A lei que condena o homem à escravidão tem por objetivo mantê-lo em privação, para que esta privação o leve ao arrependimento e, do arrependimento à confissão de suas faltas; esta confissão pode colocá-lo no caminho que leva ao perdão; e, como o zeloso cuidado da Sabedoria Suprema, com este infeliz exílio, é incansável, ela o provê de meios para curar os males a que esta exposto diariamente pelas mãos de seus inimigos, e para preservá-lo de seus ataques; finalmente, ela o provê de meios de consolo em meio à sua miséria; e iremos nos esforçar aqui para mostrar que este foi o espírito da instituição dos sacrifícios, por mais absurda ou impiedosa que aquelas cerimônias possam ter se tornado ao passarem pelas mãos dos homens, e ao caírem sob o controle do mesmo inimigo que pretendiam expulsar.

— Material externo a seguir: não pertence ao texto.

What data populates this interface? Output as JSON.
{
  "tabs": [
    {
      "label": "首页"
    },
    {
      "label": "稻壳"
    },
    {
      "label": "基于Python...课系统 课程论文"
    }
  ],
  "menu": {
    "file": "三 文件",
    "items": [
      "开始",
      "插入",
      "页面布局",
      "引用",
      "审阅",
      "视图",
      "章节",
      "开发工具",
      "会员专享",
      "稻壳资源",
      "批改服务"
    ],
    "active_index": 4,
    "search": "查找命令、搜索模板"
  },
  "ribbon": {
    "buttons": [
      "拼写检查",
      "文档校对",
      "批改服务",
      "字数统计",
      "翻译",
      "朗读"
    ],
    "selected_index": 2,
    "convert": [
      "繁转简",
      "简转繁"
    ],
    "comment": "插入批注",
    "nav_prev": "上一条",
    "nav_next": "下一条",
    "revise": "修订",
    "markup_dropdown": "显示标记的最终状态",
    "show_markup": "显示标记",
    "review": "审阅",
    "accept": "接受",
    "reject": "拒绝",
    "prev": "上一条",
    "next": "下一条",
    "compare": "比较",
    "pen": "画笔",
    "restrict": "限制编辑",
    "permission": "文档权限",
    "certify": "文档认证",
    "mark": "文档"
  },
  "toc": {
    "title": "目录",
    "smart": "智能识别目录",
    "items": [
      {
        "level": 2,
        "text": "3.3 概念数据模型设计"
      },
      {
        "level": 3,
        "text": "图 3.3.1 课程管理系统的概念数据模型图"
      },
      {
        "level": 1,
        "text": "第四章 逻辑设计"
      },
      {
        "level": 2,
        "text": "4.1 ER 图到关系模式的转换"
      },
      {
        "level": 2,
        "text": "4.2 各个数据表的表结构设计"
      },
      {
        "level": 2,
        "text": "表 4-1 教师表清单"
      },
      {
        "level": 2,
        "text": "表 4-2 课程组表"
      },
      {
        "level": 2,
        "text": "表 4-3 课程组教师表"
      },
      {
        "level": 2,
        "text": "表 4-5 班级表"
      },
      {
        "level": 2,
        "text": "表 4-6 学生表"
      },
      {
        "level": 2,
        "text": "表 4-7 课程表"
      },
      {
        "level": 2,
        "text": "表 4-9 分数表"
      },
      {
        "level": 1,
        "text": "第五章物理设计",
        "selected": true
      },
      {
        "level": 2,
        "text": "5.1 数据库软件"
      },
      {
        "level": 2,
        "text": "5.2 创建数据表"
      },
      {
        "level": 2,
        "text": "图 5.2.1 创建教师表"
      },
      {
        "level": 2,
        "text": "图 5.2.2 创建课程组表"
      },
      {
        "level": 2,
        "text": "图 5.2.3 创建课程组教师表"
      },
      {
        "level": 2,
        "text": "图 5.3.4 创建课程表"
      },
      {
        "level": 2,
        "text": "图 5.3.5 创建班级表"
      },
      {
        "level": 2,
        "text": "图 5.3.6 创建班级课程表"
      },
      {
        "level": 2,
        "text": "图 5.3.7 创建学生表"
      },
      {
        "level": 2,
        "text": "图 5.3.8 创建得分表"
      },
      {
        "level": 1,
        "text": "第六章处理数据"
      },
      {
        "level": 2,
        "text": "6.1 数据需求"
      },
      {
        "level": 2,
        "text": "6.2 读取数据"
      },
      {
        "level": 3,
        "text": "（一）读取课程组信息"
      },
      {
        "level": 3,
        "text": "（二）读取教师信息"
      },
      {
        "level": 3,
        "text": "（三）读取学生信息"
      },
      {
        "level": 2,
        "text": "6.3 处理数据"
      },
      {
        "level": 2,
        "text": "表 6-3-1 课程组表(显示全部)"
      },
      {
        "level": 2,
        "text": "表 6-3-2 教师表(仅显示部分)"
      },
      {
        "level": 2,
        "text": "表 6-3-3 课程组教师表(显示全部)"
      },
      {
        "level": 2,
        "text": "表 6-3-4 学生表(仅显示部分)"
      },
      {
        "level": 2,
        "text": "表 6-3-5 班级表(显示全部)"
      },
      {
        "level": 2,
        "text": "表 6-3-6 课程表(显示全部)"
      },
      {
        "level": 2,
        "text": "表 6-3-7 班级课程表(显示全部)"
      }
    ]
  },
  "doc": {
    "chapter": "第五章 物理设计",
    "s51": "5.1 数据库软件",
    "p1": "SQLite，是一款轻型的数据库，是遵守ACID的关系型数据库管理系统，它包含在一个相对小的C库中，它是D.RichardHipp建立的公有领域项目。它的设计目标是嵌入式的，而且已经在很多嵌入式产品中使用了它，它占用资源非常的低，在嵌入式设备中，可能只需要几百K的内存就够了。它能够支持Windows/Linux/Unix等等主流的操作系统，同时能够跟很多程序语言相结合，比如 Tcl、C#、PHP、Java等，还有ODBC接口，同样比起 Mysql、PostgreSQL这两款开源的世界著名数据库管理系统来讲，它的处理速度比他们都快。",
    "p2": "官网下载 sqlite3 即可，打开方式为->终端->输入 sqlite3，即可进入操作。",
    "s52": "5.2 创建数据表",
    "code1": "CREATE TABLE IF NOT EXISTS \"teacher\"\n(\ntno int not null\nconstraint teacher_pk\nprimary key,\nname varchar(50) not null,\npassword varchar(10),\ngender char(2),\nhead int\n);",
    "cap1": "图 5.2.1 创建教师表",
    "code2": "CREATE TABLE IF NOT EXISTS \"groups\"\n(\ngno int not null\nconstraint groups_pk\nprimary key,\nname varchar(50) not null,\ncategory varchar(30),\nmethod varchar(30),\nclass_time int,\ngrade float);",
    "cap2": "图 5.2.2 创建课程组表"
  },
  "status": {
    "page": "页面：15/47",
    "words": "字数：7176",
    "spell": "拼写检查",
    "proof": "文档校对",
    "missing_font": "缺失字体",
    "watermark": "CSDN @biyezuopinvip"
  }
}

Unidades de ação no Universo e na Natureza.

Uma positiva e bem conhecida lei, que retrato aqui aos amigos da sabedoria, como uma das mais úteis luzes em sua senda, é que, apesar das inumeráveis diversidades das criaturas e classes que compõem o universo, há certas unidades de ação que abarcam todas as classes, e agem sobre os indivíduos destas classes, por uma analogia natural.

É por isso que, em todas as produções da natureza, há gêneros, espécies, famílias, todas carregando a marca desta unidade de ação, cada uma de acordo com sua classe.

Os poderes e faculdades de nossas mentes, apresentam a mesma lei, mostrando uma espécie de uniformidade nos movimentos dos pensamentos dos homens, e reduzindo todo os seus sistemas a um número limitado de teoremas e axiomas, e todas as suas instituições a fórmulas fundamentais, que dificilmente variam uma das outras. A arte medicinal, a moral, a política, assembléias científicas e deliberativas, coisas pertencentes à ordem religiosa, e, se posso assim dizer, até mesmo as coisas pertencentes à ordem infernal, tudo testemunha a favor deste princípio.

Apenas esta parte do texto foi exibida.